Everything was okay!
And we made it through.
Funny how rare it is that all is lost.
But the best line comes next from the chorus:
"Go, return upon thy way,
For the Lord yet hath left Him seven thousand in Israel,
knees which have not bowed to Baal.
Go, return upon thy way!"
I don't know why the lectionary omits it.
Keep it in this week.
Remind yourself, and your people,
That you - and they - are not alone.
When you're ready to throw in the towel
When you're not sure you can keep singing
This faith business, this grace
That may only appear in the still, small silence,
Keep in mind those seven thousand!
And go on your way, in the strength of the Lord.
Scott L. Barton
Ahab told Jezebel all that Elijah had done, and how he had killed all the prophets with the sword. Then Jezebel sent a messenger to Elijah, saying, “So may the gods do to me, and more also, if I do not make your life like the life of one of them by this time tomorrow.” Then he was afraid; he got up and fled for his life, and came to Beer-sheba, which belongs to Judah; he left his servant there.
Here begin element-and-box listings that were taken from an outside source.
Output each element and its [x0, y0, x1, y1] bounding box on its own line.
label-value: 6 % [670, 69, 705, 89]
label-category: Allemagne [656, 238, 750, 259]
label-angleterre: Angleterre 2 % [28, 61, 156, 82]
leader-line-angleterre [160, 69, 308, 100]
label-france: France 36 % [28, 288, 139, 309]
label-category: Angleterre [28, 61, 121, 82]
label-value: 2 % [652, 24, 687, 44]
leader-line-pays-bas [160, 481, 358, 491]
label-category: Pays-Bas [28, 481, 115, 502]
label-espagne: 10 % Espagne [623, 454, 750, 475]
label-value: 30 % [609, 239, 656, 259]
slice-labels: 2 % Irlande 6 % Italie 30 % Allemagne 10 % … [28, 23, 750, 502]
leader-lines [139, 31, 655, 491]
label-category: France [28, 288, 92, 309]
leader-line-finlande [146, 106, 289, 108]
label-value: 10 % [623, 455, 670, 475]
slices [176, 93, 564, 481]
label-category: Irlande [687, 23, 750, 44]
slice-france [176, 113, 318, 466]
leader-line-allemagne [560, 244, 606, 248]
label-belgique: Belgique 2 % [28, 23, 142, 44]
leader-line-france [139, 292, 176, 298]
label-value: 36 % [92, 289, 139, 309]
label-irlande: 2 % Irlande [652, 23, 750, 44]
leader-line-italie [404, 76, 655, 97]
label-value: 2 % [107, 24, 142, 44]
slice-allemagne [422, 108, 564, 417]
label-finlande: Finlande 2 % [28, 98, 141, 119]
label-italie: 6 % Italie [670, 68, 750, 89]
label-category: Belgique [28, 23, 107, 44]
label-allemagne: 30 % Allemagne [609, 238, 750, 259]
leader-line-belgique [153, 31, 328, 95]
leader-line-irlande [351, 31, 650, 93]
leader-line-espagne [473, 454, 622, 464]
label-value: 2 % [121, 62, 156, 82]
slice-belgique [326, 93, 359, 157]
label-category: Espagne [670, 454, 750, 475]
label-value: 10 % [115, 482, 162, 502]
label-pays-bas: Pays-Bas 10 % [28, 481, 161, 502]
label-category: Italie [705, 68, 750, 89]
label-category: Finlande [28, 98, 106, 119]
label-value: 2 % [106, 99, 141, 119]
But he himself went a day’s journey into the wilderness, and came and sat down under a solitary broom tree. He asked that he might die: “It is enough; now, O Lord, take away my life, for I am no better than my ancestors.” Then he lay down under the broom tree and fell asleep. Suddenly an angel touched him and said to him, “Get up and eat.” He looked, and there at his head was a cake baked on hot stones, and a jar of water. He ate and drank, and lay down again. The angel of the Lord came a second time, touched him, and said, “Get up and eat, otherwise the journey will be too much for you.” He got up, and ate and drank; then he went in the strength of that food forty days and forty nights to Horeb the
mount of God.
At that place he came to a cave, and spent the night there. Then the word of the Lord came to him, saying, “What are you doing here, Elijah?” He answered, “I have been very zealous for the Lord, the God of hosts; for the Israelites have forsaken your covenant, thrown down your altars, and killed your prophets with the sword. I alone am left, and they are seeking my life, to take it away.” He said, “Go out and stand on the mountain before the Lord, for the Lord is about to pass by.” Now there was a great wind, so strong that it was splitting mountains and breaking rocks in pieces before the Lord, but the Lord was not in the wind; and after the wind an earthquake, but the Lord was not in the earthquake; and after the earthquake a fire, but the Lord was not in the fire; and after the fire a sound of sheer silence. When Elijah heard it, he wrapped his face in his mantle and went out and stood at the entrance of the cave. Then there came a voice to him that said, “What are you doing here, Elijah?” He answered, “I have been very zealous for the Lord, the God of hosts; for the Israelites have forsaken your covenant, thrown down your altars, and killed your prophets with the sword. I alone am left, and they are seeking my life, to take it away.” Then the Lord said to him, “Go, return on your way to the wilderness of Damascus; when you arrive, you shall anoint Hazael as king over Aram. Also you shall anoint Jehu son of Nimshi as king over Israel; and you shall anoint Elisha son of Shaphat of Abel-meholah as prophet in your place. Whoever escapes from the sword of Hazael, Jehu shall kill; and whoever escapes from the sword of Jehu, Elisha shall kill. Yet I will leave seven thousand in Israel, all the knees that have not bowed to Baal, and every mouth that has not kissed him.